An alternative lock mechanism 800 for use in the illustrated embodiment is shown in FIG. 10. This alternative lock mechanism is operable through only a single action, i.e. rotation of the handle 808, to releasably fix both the relative position of the intermediate member 300 and the connector 200 and the relative position of the support 400 and the intermediate member 300. The alternative lock mechanism 800 is effectively a combination of the first and second locks 500, 600 discussed above except that, instead of having a pair of handles 508 with respective threaded shafts 508a that mate directly with respective threaded bores 502a in the pivot pins 502, 602, in the alternative lock mechanism 800 there is only one rotatable handle 808, which has a threaded shaft (not shown) that mates with a threaded bore (not shown) formed in the body 302 of the intermediate member 300. A movable bar 810 is provided, through a hole of which the shaft of the handle 508 extends. The bar 810 has pegs (not shown) extending therefrom, which pegs are fixed to the pivot pins 502, 602. Rotation of the handle 808 in one direction (as indicated by the arrow in FIG. 0) causes the bar 810 and the body 302 of the intermediate member 300 to be moved towards each other. This causes the pivot pins 502, 602 and the respective second dogs 506, 606, which are fixed relative to the body 302, to move towards the bar 810, which in turn causes the teeth of the respective second dogs 506, 606 to engage the teeth of respective first dogs 504, 604, which are fixed relative to the bodies 202, 402 of the connector 200 and the support 400, respectively. Once the teeth are engaged the bodies 202, 302 and 302, 402 are rotationally fixed relative to one another. As such, the position of the intermediate member 300 is fixed relative to the connector 200 and relative to the support 400. Again, the intermediate member 300 is releasably lockable at one of a plurality of available predetermined index angles relative to the connector 200, and the support 400 is releasably lockable at one of a plurality of available predetermined index angles relative to the intermediate member 300, the selected index angle being independent of the position of the intermediate member 300 relative to the connector 200.

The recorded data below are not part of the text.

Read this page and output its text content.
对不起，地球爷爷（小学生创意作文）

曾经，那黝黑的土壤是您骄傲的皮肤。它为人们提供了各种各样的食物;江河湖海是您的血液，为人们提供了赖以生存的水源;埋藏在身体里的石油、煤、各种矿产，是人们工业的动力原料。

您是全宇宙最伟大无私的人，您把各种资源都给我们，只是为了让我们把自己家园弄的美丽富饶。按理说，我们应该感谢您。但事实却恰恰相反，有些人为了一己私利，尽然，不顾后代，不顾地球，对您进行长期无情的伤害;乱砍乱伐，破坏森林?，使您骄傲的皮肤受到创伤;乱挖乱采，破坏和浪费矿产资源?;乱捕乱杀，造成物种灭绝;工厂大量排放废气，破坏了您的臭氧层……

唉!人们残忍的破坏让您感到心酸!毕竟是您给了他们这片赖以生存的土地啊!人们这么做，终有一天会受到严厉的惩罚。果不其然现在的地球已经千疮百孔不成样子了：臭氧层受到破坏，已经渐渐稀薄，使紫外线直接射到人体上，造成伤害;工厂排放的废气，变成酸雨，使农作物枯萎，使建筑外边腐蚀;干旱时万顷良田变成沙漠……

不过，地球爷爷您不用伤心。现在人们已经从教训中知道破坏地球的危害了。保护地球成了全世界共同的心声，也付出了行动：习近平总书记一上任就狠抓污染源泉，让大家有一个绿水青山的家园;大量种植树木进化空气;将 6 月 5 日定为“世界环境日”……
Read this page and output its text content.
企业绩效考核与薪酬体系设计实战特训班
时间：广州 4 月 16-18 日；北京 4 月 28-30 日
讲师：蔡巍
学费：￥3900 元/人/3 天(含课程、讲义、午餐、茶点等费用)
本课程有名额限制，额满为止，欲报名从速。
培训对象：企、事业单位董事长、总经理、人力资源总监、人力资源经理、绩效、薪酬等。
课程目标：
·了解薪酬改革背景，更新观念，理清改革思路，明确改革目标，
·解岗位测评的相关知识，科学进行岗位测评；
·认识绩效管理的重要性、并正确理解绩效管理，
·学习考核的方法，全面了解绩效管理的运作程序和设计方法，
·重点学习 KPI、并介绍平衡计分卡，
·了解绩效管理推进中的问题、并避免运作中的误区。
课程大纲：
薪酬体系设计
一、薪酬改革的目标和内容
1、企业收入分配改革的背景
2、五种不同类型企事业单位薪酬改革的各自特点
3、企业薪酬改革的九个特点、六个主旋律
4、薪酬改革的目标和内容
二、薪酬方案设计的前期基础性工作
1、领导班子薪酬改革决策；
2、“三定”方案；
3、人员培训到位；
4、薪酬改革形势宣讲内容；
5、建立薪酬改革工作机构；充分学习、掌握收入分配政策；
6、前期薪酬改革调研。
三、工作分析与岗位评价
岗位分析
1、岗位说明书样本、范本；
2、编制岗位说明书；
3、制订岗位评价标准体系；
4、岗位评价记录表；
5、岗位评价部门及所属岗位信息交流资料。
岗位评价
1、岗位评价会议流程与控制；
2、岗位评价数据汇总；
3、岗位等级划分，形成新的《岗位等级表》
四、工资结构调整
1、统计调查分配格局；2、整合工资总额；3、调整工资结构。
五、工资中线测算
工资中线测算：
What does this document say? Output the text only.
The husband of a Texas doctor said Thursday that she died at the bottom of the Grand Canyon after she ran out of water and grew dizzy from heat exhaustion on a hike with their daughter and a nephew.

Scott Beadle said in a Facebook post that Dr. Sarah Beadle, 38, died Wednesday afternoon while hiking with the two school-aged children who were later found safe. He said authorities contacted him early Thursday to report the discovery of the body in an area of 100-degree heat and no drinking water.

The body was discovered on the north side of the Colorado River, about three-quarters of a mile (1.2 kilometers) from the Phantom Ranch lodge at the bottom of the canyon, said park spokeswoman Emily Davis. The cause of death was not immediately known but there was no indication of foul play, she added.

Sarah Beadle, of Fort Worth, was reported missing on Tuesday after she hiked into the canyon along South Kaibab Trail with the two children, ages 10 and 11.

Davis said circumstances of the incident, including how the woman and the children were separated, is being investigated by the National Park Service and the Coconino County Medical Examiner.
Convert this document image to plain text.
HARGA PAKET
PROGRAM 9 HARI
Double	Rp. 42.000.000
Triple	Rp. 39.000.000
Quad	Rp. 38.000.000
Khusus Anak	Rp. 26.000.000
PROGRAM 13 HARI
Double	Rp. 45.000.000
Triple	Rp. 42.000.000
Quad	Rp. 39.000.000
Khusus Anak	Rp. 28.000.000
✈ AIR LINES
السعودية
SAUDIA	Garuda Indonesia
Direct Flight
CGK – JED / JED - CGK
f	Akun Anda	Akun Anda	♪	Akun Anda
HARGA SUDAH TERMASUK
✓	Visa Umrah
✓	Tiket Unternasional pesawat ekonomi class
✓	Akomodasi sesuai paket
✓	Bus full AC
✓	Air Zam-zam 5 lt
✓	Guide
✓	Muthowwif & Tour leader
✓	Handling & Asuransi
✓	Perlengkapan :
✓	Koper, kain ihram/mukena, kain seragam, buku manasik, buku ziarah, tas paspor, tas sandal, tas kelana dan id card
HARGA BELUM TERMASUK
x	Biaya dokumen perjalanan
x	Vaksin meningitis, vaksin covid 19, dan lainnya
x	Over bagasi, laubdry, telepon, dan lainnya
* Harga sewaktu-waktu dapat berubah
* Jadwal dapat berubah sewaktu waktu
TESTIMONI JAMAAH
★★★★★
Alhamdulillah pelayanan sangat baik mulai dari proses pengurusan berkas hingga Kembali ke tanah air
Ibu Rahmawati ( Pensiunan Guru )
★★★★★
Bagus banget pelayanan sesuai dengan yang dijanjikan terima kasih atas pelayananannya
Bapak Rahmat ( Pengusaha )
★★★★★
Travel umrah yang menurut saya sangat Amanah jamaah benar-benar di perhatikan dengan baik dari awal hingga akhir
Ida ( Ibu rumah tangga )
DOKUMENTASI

It will be appreciated that the above-described leg support 20 may be provided in the form of a kit of parts, with the intermediate member 300 being mountable on the connector 200 by the first pivot joint P1, and the support 400 being mountable on the intermediate member 300 by the second pivot joint P2, such that a plane normal to the second axis A2 passes through both the intermediate member 300 and the support 400.

A method of configuring a surgical table 2, including configuring the above-described leg support 20, will now be described with reference primarily to FIGS. 6 to 8d. It is assumed that, although not shown, the mattress 24 is present on the support element 420.

The connector 200 of the leg support 20 is detachably connected to the lower torso support 18 of the surgical table 2 of FIG. 1, in the manner described above At this time, the articulated joint is preferably in a first state, with the relative positions of the connector 200, the intermediate member 300, and the support 400 being as shown in FIGS. 6 and 8a. That is, the body 302 of the intermediate member 300 is abutting the body 202 of the connector 200, such that the intermediate member 300 is at a first limit of its possible range of travel relative to the connector 200. Also, the body 402 of the support 400 is abutting the body 302 of the intermediate member 300, such that the support 400 is at a first limit of its possible range of travel relative to the intermediate member 300 Although, for clarity, these Figures do not show the position of the leg support 20 relative to the rest of the table 2, the relative position of the connector 200 and the lower torso support 18 is as shown in FIG. 1 and remains so while the leg support 20 is connected to the lower torso support 18 by the connector 200.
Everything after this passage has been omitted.